ASTER scenes contain files with three different spatial resolutions. When you open the HDF file the ENVI software creates up to four virtual files for these data. The first contains three VNIR bands with 15m resolution. The second, for L1B data only, is the backward viewing NIR band, also at 15m resolution and rarely used. The next file contains six SWIR bands at 30m resolution. Note that images acquired after April 2008 do not have the SWIR data. Finally the last file contains the five TIR bands at 90m resolution.
In most cases ASTER products have been scaled before archiving at the USGS. Please read the USGS product documentation to determine if these data must be rescaled, and what is the appropriate value.
ASTER L1B data and ASTER products (as of this writing) are delivered in along track orientation and should be rotated to north-up orientation. This is described in the Image Rotation FAQ on this site.

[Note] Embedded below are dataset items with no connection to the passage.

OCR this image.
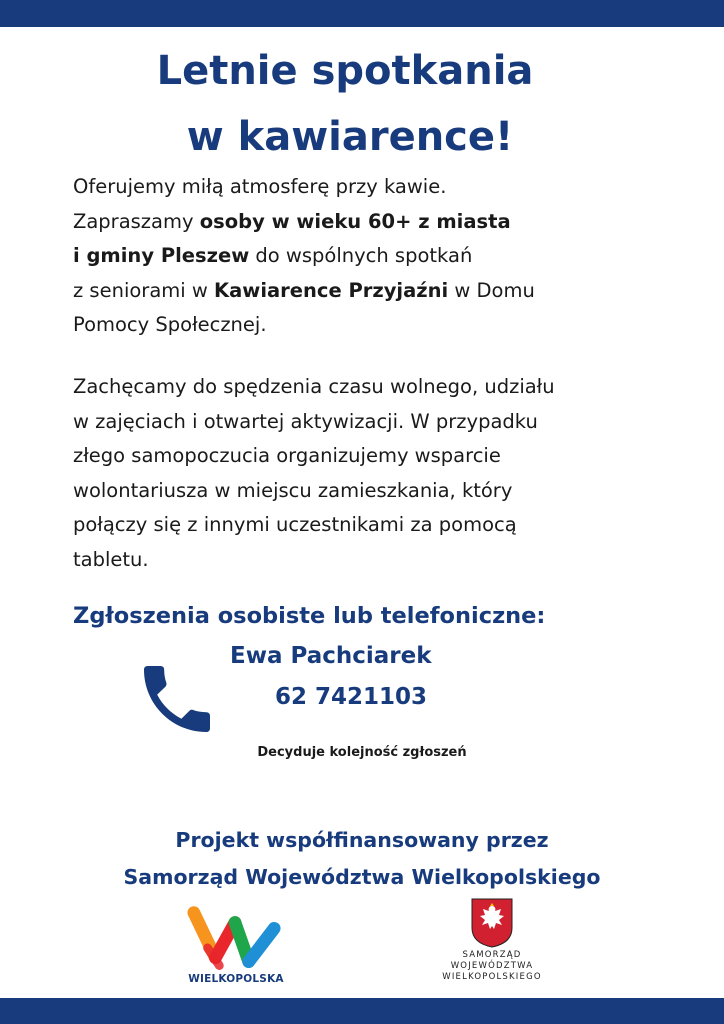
Letnie spotkania
w kawiarence!

Oferujemy miłą atmosferę przy kawie.
Zapraszamy osoby w wieku 60+ z miasta
i gminy Pleszew do wspólnych spotkań
z seniorami w Kawiarence Przyjaźni w Domu
Pomocy Społecznej.

Zachęcamy do spędzenia czasu wolnego, udziału
w zajęciach i otwartej aktywizacji. W przypadku
złego samopoczucia organizujemy wsparcie
wolontariusza w miejscu zamieszkania, który
połączy się z innymi uczestnikami za pomocą
tabletu.

Zgłoszenia osobiste lub telefoniczne:
Ewa Pachciarek
62 7421103

Decyduje kolejność zgłoszeń

Projekt współfinansowany przez
Samorząd Województwa Wielkopolskiego
WIELKOPOLSKA
SAMORZĄD
WOJEWÓDZTWA
WIELKOPOLSKIEGO
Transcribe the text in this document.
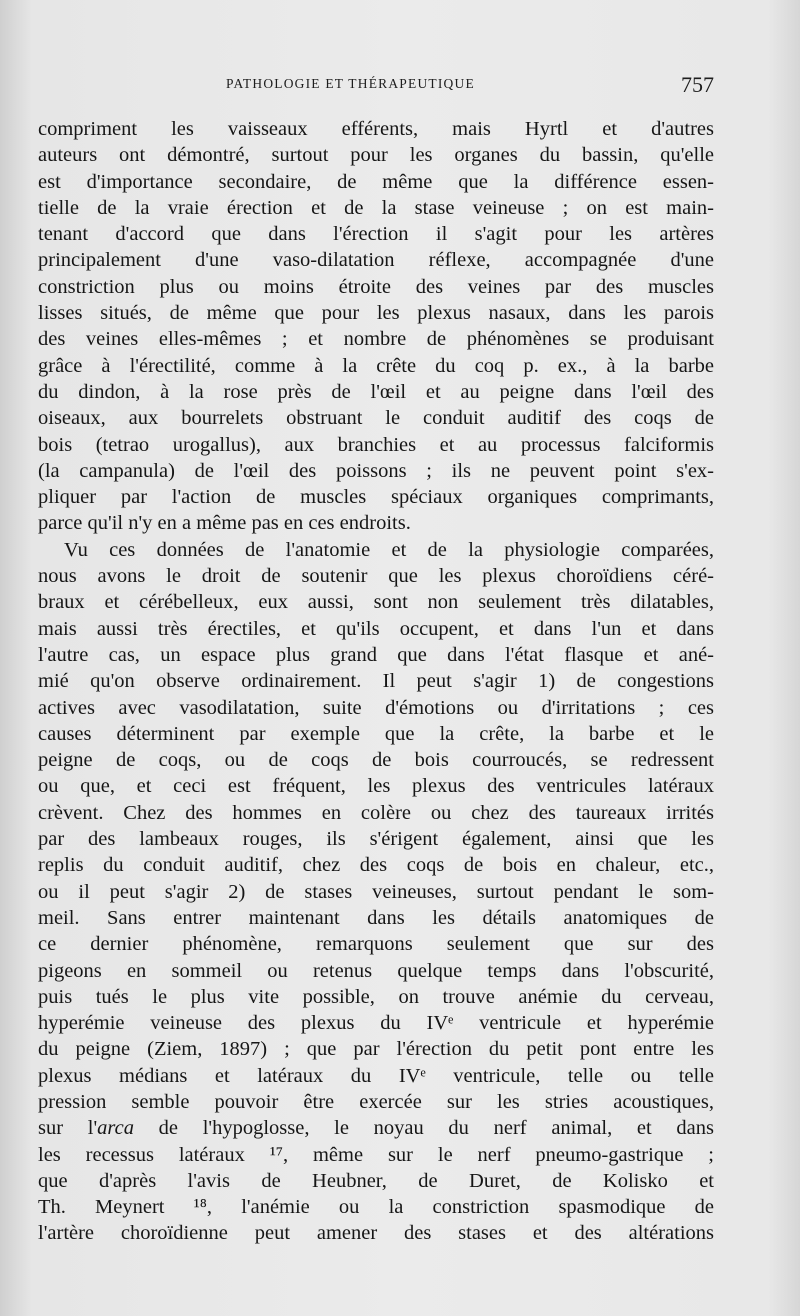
PATHOLOGIE ET THÉRAPEUTIQUE	757
compriment les vaisseaux efférents, mais Hyrtl et d'autres
auteurs ont démontré, surtout pour les organes du bassin, qu'elle
est d'importance secondaire, de même que la différence essen-
tielle de la vraie érection et de la stase veineuse ; on est main-
tenant d'accord que dans l'érection il s'agit pour les artères
principalement d'une vaso-dilatation réflexe, accompagnée d'une
constriction plus ou moins étroite des veines par des muscles
lisses situés, de même que pour les plexus nasaux, dans les parois
des veines elles-mêmes ; et nombre de phénomènes se produisant
grâce à l'érectilité, comme à la crête du coq p. ex., à la barbe
du dindon, à la rose près de l'œil et au peigne dans l'œil des
oiseaux, aux bourrelets obstruant le conduit auditif des coqs de
bois (tetrao urogallus), aux branchies et au processus falciformis
(la campanula) de l'œil des poissons ; ils ne peuvent point s'ex-
pliquer par l'action de muscles spéciaux organiques comprimants,
parce qu'il n'y en a même pas en ces endroits.
Vu ces données de l'anatomie et de la physiologie comparées,
nous avons le droit de soutenir que les plexus choroïdiens céré-
braux et cérébelleux, eux aussi, sont non seulement très dilatables,
mais aussi très érectiles, et qu'ils occupent, et dans l'un et dans
l'autre cas, un espace plus grand que dans l'état flasque et ané-
mié qu'on observe ordinairement. Il peut s'agir 1) de congestions
actives avec vasodilatation, suite d'émotions ou d'irritations ; ces
causes déterminent par exemple que la crête, la barbe et le
peigne de coqs, ou de coqs de bois courroucés, se redressent
ou que, et ceci est fréquent, les plexus des ventricules latéraux
crèvent. Chez des hommes en colère ou chez des taureaux irrités
par des lambeaux rouges, ils s'érigent également, ainsi que les
replis du conduit auditif, chez des coqs de bois en chaleur, etc.,
ou il peut s'agir 2) de stases veineuses, surtout pendant le som-
meil. Sans entrer maintenant dans les détails anatomiques de
ce dernier phénomène, remarquons seulement que sur des
pigeons en sommeil ou retenus quelque temps dans l'obscurité,
puis tués le plus vite possible, on trouve anémie du cerveau,
hyperémie veineuse des plexus du IVᵉ ventricule et hyperémie
du peigne (Ziem, 1897) ; que par l'érection du petit pont entre les
plexus médians et latéraux du IVᵉ ventricule, telle ou telle
pression semble pouvoir être exercée sur les stries acoustiques,
sur l'arca de l'hypoglosse, le noyau du nerf animal, et dans
les recessus latéraux ¹⁷, même sur le nerf pneumo-gastrique ;
que d'après l'avis de Heubner, de Duret, de Kolisko et
Th. Meynert ¹⁸, l'anémie ou la constriction spasmodique de
l'artère choroïdienne peut amener des stases et des altérations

ENVI automatically applies the proper calibration coefficients to convert the integer digital numbers to floating-point radiance values when opening a Level 1B or 1T dataset. You can easily convert these values to Top-Of-Atmosphere Reflectance in ENVI. From the Toolbox select Radiometric Correction | Radiometric Calibration and select the three-band VNIR file. Change the Calibration Type to Reflectance, enter a new filename, and click OK.
ENVI has a multi-step process that can perform basic atmospheric correction then convert the resulting emissivity bands to a brightness-temperature image in degrees Kelvin. When ENVI reads an ASTER AST_L1B scene it calibrates the TIR bands to proper radiance values. If you are working with one of these datasets proceed to Step 2. For the newer ASTER AST_L1T datasets ENVI opens these with “byte values” which must first be converted to floating-point radiance values as shown in Step 1.
From the Toolbox select Radiometric Correction | Radiometric Calibration and select the five-band TIR file. Make sure the Calibration Type is Radiance, enter a new filename, and click OK
From the Toolbox select Radiometric Correction | Thermal Atmospheric Correction and select as input the five‑band TIR file for AST_L1B datasets or the file created in Step 1 for AST_L1T datasets. In the dialog window take all defaults and enter an output filename to create the input to the Emissivity Normalization process.
Again from the Toolbox, select Radiometric Correction | Emissivity Normalization and select the Thermal Correction file just created in Step 2. Take all defaults, make sure the Output Temperature Image is toggled to Yes and enter a filename for this.
You will now have a brightness temperature file with units in degrees Kelvin. You can convert this to Celsius using band math to subtract 273.15 from the file.
ASTER L1B full scenes and ASTER products (as of this writing) are delivered oriented along the satellite path. While these data are georeferenced, they are NOT oriented with north at the top of the image. These data should be rotated into a map orientation with north being at the top of the image. This step is NOT necessary for ASTER L1T full scenes.
Below are two views of an ASTER dataset illustrating this issue. The left image is aligned to the along-track orientation, the angled path the satellite travels across the face of the earth. The right image has been rotated so north is up.
You should rotate these images to align them so north is up. Prior to performing this you need to check the data values of cells outside of the image, the black or white areas in the margins. This may be something like –NaN or 0 (zero). You will use this value as the background filler value in the next step.
From the Toolbox select Raster Management | Rotate / Flip Data. Accept the default Angle because ENVI extracts the correct rotation angle from the header information. Enter the margin value from above as the new Background value. Then enter a new filename and click OK to rotate the image so that North is Up.